Cela a pu passer inaperçu pendant ce week-end estival… Mais le 15 août, la Cour Constitutionnelle Allemande (CCA) a annoncé que, d’après elle, la Banque Centrale Européenne (BCE) dépasserait son mandat par son programme d’achats d’obligations gouvernementales (PSPP(1)). La Cour de justice de l’union européenne (CJUE) a ainsi été invitée à se prononcer sur la question. Même si la démarche a peu de chance d’aboutir, la pression ainsi exercée rend peu probable une nouvelle remontée de la limite de détention de ces obligations par la BCE. En conséquence de quoi, elle devra commencer une réduction de ses achats en 2018.
La CCA en est convaincue. La BCE, avec son PSPP, enfreint l’interdiction de financement des États et dépasse son mandat monétaire. Autrement dit, elle exerce ici une politique économique dont elle n’a pas l’autorisation.
Parmi les arguments soulevés, la CCA estime qu’il existe quelques évidences selon lesquelles les achats effectués par la BCE ne sont pas conformes à l’interdiction faite aux achats effectués sur le marché primaire. En effet, il n’existe aucun moyen de vérifier que ces achats ont respecté une période de temps minimale requise entre une émission obligataire sur le marché primaire et son achat sur le marché secondaire. Les économistes de Commerzbank estiment qu’avec des déclarations de ce type et tous les autres arguments circonstanciés développés dans sa requête, la CCA renforce l’idée selon laquelle il sera difficile pour la BCE d’augmenter à nouveau la limite d’achat existante de 33% par émetteur. En conséquence, la Banque devra commencer à réduire les achats au cours de l’année 2018…
Dans le passé, la CCA avait déjà contesté ainsi la politique de la BCE sur le terrain juridique et la CJUE ne l’avait pas suivie. Il y a peu de chance qu’elle le fasse aujourd’hui bien qu’il s’agisse d’une prédiction très incertaine de notre part… La CJUE pourrait notamment prétendre que, dans le cas de la PSPP, étant donné qu’il existait des menaces évidentes de déflation pendant de longs mois, l’objectif monétaire du programme était évident, et que par la même la BCE dépassait son mandat…

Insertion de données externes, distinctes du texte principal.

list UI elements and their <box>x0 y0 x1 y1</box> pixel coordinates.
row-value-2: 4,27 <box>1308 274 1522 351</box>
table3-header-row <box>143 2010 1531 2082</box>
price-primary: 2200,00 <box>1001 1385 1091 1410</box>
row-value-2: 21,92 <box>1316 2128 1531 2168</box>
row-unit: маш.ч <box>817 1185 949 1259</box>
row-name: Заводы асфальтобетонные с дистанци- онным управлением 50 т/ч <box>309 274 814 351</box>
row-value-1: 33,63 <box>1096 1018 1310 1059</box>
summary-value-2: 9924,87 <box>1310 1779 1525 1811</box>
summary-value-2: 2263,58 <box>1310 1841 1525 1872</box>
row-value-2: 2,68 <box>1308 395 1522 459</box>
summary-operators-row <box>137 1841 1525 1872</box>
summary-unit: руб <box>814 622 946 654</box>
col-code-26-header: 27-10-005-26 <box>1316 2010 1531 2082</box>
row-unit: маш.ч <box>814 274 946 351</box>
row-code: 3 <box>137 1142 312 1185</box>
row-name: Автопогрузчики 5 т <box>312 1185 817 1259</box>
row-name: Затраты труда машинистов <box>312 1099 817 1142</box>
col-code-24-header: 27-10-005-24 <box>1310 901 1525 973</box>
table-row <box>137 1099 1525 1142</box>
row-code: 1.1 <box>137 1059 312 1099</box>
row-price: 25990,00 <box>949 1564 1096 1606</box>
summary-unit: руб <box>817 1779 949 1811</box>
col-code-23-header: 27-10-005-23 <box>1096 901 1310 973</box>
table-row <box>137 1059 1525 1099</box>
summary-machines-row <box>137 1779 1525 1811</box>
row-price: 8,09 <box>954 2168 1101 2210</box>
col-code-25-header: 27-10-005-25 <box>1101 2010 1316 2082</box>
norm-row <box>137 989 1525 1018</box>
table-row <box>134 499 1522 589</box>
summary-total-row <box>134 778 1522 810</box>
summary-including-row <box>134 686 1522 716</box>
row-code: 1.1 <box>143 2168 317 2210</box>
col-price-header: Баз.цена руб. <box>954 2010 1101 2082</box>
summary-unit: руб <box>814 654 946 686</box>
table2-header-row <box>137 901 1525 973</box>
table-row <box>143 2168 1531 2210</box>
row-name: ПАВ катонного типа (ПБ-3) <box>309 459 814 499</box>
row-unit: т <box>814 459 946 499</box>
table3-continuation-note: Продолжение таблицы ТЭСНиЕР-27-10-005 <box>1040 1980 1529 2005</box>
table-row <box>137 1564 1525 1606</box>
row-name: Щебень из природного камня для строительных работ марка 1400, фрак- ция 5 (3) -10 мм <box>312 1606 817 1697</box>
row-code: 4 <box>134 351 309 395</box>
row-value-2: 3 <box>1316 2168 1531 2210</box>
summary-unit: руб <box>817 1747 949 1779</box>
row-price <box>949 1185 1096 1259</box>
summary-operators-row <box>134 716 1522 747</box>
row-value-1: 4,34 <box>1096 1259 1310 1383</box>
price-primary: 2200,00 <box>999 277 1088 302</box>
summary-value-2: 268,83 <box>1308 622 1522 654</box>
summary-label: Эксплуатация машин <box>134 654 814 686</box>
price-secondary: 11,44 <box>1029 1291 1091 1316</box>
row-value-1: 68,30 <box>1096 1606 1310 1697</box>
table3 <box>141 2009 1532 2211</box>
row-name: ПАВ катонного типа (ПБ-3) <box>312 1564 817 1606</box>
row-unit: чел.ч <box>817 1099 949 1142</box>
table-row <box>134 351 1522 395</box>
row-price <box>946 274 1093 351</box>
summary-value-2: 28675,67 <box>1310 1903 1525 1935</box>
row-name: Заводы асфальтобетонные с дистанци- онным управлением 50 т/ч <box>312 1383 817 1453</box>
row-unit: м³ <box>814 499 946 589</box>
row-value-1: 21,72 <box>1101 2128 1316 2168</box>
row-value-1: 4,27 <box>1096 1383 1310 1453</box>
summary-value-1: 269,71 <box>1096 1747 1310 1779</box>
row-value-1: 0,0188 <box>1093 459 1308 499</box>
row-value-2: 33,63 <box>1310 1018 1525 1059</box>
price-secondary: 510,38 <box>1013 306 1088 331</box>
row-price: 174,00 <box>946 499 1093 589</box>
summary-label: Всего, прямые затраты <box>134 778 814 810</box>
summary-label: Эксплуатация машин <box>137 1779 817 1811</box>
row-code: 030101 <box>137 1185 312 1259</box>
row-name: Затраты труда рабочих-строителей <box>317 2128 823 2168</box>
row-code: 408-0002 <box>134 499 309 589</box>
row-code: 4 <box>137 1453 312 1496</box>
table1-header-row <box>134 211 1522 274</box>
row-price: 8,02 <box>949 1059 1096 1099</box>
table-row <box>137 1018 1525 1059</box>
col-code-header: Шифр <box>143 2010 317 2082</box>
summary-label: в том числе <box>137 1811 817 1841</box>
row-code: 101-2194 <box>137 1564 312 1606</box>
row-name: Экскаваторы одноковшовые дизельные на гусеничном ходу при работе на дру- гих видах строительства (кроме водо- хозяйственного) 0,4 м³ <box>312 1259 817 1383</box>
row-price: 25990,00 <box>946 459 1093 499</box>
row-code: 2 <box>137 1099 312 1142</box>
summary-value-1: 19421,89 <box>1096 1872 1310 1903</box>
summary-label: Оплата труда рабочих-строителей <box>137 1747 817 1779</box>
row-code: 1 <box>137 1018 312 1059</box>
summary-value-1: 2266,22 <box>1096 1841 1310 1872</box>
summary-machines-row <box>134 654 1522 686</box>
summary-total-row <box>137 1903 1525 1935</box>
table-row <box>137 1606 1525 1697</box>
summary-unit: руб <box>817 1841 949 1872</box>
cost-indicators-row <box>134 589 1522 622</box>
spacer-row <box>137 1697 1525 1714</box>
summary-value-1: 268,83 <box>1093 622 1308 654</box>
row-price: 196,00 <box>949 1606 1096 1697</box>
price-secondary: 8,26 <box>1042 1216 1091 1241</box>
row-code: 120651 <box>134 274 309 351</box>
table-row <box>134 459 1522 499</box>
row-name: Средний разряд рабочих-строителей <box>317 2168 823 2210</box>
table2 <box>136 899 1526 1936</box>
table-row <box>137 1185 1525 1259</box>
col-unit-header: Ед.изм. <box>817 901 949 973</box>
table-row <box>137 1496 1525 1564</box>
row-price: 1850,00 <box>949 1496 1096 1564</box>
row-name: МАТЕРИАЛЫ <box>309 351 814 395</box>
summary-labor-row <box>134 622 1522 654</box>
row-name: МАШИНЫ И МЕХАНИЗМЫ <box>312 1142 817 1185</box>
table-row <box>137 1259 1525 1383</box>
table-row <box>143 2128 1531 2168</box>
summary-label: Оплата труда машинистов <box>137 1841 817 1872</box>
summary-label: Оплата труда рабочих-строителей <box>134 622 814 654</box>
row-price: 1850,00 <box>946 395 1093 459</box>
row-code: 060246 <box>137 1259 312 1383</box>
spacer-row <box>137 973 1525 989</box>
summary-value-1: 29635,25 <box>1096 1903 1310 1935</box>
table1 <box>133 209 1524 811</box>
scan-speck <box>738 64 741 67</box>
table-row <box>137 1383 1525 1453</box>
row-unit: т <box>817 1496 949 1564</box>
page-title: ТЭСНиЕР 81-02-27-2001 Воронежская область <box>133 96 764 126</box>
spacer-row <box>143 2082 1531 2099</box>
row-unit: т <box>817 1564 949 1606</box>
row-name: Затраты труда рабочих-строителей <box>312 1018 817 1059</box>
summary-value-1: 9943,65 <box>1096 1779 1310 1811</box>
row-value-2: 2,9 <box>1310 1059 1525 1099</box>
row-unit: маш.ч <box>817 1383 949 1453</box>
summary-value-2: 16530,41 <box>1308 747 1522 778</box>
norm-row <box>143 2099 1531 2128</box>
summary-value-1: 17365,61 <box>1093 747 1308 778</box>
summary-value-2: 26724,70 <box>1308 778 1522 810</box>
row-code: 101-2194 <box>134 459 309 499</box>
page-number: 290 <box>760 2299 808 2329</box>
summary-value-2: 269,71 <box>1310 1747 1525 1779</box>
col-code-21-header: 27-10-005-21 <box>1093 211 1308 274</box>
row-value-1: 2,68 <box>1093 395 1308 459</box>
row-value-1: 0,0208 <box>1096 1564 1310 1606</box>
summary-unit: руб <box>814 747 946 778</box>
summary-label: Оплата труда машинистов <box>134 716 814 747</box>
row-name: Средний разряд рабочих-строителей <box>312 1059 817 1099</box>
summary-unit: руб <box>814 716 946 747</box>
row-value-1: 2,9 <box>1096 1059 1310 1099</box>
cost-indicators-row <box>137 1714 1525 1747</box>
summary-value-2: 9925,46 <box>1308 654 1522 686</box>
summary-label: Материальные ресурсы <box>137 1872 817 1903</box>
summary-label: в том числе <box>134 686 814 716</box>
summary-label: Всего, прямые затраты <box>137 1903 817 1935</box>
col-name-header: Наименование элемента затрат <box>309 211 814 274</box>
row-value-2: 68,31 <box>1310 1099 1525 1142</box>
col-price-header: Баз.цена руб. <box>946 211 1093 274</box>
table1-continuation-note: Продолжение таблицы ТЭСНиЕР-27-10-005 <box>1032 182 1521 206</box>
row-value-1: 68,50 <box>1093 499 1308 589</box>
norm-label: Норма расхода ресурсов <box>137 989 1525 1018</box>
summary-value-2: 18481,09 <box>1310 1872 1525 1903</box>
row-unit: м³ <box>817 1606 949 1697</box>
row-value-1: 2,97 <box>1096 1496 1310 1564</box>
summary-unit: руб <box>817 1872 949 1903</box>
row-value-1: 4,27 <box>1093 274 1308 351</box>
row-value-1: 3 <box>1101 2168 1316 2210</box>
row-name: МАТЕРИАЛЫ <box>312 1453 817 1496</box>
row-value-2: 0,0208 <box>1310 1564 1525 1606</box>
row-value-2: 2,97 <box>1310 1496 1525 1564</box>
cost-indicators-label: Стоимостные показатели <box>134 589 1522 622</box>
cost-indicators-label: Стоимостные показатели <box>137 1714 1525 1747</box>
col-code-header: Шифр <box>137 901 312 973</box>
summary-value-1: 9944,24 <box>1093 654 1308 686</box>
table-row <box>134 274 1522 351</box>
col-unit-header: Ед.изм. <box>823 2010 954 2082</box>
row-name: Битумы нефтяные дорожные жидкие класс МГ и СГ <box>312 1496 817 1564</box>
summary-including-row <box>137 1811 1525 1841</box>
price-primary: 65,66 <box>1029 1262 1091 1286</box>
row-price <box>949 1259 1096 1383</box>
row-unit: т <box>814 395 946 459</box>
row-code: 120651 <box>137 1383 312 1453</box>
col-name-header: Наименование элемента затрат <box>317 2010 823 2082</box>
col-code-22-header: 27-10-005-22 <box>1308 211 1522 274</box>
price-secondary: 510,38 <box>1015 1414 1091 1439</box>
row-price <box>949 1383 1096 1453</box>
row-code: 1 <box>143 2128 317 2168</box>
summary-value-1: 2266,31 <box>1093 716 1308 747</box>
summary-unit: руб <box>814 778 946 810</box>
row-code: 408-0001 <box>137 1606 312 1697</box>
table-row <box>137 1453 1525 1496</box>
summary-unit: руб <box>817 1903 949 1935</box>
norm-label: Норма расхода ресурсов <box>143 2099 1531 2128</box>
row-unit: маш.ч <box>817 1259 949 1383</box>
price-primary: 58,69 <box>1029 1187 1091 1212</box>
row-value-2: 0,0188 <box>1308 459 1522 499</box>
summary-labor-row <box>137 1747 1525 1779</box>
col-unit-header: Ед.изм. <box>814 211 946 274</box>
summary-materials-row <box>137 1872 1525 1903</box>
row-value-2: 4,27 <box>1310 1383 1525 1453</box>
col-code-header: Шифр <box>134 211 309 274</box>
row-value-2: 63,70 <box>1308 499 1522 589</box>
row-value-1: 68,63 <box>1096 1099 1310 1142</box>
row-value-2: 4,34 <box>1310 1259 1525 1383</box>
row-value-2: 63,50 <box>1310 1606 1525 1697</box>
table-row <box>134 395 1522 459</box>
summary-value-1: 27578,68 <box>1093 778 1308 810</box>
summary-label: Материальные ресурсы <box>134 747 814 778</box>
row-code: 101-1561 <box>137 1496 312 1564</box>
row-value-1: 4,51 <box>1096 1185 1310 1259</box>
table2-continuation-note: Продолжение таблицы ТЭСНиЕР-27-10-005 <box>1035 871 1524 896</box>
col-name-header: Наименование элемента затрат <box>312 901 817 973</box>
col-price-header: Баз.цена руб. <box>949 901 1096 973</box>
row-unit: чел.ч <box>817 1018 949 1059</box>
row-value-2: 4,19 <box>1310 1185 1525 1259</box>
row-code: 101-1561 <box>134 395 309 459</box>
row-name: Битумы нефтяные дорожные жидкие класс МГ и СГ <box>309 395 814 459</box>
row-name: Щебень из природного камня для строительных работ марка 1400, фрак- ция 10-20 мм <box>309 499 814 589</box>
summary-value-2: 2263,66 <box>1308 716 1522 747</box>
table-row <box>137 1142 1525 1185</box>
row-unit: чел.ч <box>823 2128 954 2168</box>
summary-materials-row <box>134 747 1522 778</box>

La CCA a certes demandé que la procédure soit traitée rapidement mais même si l’affaire reçoit un traitement prioritaire, un verdict n’interviendra pas avant que la BCE ne prenne la décision prévue pour l’automne en ce qui concerne les achats d’obligations en 2018. Le communiqué de presse du CCA du 15 août était particulièrement pertinent car il soulignait le caractère contraignant des limites légales pour la BCE. Comme indiqué ci-dessus, la limite d’achat de 33% sera sans aucun doute une des raisons principales pour que la BCE se décide cet automne à réduire ses achats en 2018.